11. The suction device as claimed in claim 1, wherein the first support structure is an open configuration for facilitating inspiratory and expiratory effects when the flexible element is operated between the retracted state and the compressed state, respectively, and wherein the second support structure is a closed configuration.

12. The suction device as claimed in claim 1, further comprising:

a power source operatively coupled to the drive mechanism, the power source configured to provide one of an alternating current output and a direct current output to the drive mechanism for operating the suction device.

13. A suction device, comprising:

a hollow body;

an accumulator assembly housed within the hollow body, the accumulator assembly comprising: a first support structure and a second support structure, a plurality of connecting members, each of the plurality of connecting members mounted to the first and second support structures at regular intervals along circumference portions of the first and second support structures and oriented along a longitudinal axis of the accumulator assembly, and a flexible element comprising a first end portion secured to the first support structure and a second end portion secured to the second support structure, the flexible element disposed in a space defined by the first and second support structures and the plurality of connecting members; and

a drive mechanism operatively coupled to the accumulator assembly, the drive mechanism comprising: a rotating cam comprising an inclined surface and a base surface, a reciprocating link comprising a primary end movably coupled to the inclined surface and a secondary end coupled to the second support structure, and an actuator comprising a shaft connector operatively coupled to the base surface of the rotating cam, the actuator configured to provide a rotary motion to the shaft connector and the rotating cam,

wherein the drive mechanism is configured to operate the flexible element to a compressed state and a retracted state by driving the second support structure between a first position and a second position relative to the first support structure, respectively.

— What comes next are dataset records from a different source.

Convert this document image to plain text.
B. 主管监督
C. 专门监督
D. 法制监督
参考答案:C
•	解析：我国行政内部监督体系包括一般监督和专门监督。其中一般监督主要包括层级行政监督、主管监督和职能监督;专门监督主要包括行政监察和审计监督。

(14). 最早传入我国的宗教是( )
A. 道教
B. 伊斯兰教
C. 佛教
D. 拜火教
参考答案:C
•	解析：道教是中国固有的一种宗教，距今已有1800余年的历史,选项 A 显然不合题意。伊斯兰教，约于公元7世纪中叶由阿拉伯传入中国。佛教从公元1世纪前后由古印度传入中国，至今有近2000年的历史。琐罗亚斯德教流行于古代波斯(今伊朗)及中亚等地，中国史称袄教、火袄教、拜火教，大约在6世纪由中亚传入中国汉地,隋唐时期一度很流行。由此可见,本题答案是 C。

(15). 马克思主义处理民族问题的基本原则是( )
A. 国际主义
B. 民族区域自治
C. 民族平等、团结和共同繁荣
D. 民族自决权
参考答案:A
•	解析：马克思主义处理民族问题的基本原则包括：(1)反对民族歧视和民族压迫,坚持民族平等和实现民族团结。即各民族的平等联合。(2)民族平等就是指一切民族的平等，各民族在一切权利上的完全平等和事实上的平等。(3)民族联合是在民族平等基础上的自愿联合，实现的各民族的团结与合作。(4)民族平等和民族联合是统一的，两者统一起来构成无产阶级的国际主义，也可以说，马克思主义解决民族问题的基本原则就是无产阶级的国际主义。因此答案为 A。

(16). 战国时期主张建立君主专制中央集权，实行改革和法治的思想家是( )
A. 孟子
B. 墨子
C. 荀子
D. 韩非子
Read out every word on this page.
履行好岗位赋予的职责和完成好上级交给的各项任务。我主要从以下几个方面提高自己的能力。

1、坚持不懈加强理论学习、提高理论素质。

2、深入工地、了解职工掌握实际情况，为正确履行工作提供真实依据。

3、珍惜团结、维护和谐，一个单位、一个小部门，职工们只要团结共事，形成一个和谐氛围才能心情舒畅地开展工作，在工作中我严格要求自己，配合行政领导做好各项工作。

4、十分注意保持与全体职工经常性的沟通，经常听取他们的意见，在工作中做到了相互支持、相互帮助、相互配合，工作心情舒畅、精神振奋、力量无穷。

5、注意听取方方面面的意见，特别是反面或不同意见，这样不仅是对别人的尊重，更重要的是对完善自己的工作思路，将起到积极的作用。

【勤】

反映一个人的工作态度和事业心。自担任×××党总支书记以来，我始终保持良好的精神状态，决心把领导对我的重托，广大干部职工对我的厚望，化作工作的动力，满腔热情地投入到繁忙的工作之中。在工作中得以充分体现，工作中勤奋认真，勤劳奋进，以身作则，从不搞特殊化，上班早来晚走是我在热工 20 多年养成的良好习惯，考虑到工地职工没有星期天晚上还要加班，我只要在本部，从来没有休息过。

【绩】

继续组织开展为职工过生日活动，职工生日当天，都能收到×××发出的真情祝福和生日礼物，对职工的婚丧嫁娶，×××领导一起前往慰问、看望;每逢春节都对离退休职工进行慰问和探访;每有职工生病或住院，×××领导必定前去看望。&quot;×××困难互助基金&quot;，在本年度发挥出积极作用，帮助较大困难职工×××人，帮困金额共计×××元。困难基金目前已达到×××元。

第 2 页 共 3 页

14. The suction device as claimed in claim 13, wherein the rotary motion of the rotating cam facilitates the reciprocating link to traverse between a first point and a second point on the inclined surface along a horizontal plane of the rotating cam.

15. The suction device as claimed in claim 14, wherein the reciprocating link operable between the first point and the second point on the inclined surface of the rotating cam drives the second support structure to the first position and the second position relative to the first support structure, respectively.

16. The suction device as claimed in claim 15, wherein the second support structure operated to the first position enables the flexible element to operate in the compressed state by blowing out air from within the flexible element through a central opening configured at a proximal portion of the hollow body, and

wherein the second support structure operated to the second position enables the flexible element to operate in the retracted state by drawing air within the flexible element through the central opening of the hollow body.

17. The suction device as claimed in claim 16, wherein the flexible element operable between the compressed state and the retracted state produces inspiratory and expiratory effects, respectively, wherein the inspiratory and expiratory effects provided by the flexible element provides sexual stimulation to female genitalia when the suction device is positioned at vicinity of the female genitalia.

18. The suction device as claimed in claim 13, wherein the actuator is configured with a plurality of rotating speed, wherein the plurality of rotating speed of the actuator allows controlling a rate of attaining the compressed state and the retracted state of the flexible element.

19. The suction device as claimed in claim 13, wherein the second support structure operable between the first position and the second position alters a length and shape of each of the plurality of connecting members, for facilitating the flexible element to be operated between the compressed state and the retracted state, respectively.

20. The suction device as claimed in claim 13, wherein the flexible element is made of silicone.